NASA’s Imaging X-ray Polarimetry Explorer (IXPE) mission launches on SpaceX Falcon 9 rocket from NASA’s Kennedy Space Center in Florida. A joint venture with the Italian Space Agency , the IXPE is the NASA’s first mission dedicated to measuring the polarization of X-rays for the most extreme and mysterious objects in the universe. These objects includes Supernova remnants, Supermassive Black holes and other high energy objects.

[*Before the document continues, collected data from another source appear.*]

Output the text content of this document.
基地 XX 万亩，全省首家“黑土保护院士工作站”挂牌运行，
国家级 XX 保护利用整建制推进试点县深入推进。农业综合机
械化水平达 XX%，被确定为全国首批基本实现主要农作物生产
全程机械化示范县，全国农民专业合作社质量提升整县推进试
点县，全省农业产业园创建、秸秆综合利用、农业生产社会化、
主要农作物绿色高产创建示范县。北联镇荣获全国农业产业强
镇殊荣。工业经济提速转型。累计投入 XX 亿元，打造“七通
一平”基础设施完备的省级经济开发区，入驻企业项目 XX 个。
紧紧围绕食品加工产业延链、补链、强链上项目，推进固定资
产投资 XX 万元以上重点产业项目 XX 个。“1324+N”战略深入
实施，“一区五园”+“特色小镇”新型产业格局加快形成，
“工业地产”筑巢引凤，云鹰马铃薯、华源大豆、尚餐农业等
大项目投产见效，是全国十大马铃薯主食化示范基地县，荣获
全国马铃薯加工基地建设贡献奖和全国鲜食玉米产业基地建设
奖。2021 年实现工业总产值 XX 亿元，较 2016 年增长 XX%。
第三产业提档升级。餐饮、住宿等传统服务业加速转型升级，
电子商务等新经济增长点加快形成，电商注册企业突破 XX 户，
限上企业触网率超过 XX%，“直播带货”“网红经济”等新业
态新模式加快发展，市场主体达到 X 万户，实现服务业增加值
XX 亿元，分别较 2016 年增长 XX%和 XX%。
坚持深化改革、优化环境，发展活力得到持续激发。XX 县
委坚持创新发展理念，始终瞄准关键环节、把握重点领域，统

The Associate Administrator for the Science Mission Directorate, Thomas Zurbuchen said that IXPE represents another extraordinary first. He said that together with our partner Italy we have added a new space observatory. That will shape our understanding of the universe for years to come. IXPE is going to show us the violent universe around us. Things like exploding stars and the black holes at the center of galaxies in a way we have never seen before.
IXPE Launch Details:
IXPE was launched on 9th December at 1 a.m EST in Florida, NASA Kennedy Space Center. Spacecraft separation occured at 33rd minute. IXPE entered its orbit around Earth’s equator at an altitude of 372 miles. About 40 minutes after the launch , first spacecraft telemetry data was received by operators. IXPE’s principal investigator, Martin Weisskopf , said that this is just the beginning for IXPE.
IXPE has 3 state-of-the-art space telescope with special polarization sensitive detectors. The new mission builds on and compliments the scientific discoveries of other telescopes like Chandra X-ray observatory, NASA flagship X-ray observatory. First light operations are scheduled to start in January 2022.
IXPE is an international collaboration between NASA , The Italian Space Agency along with partners and providers in 12 other countries. NASA’s Marshall built the three telescopes of IXPE and Italian Space Agency contributed to polarization detectors. Ball Aerospace Colorado, provided the spacecraft and manages its operations at the Colorado Boulder’s Laboratory for Atmospheric and Space Physics. The Explorers Program is managed by the NASA’s Goddard Space Flight Center in Greenbelt, Maryland.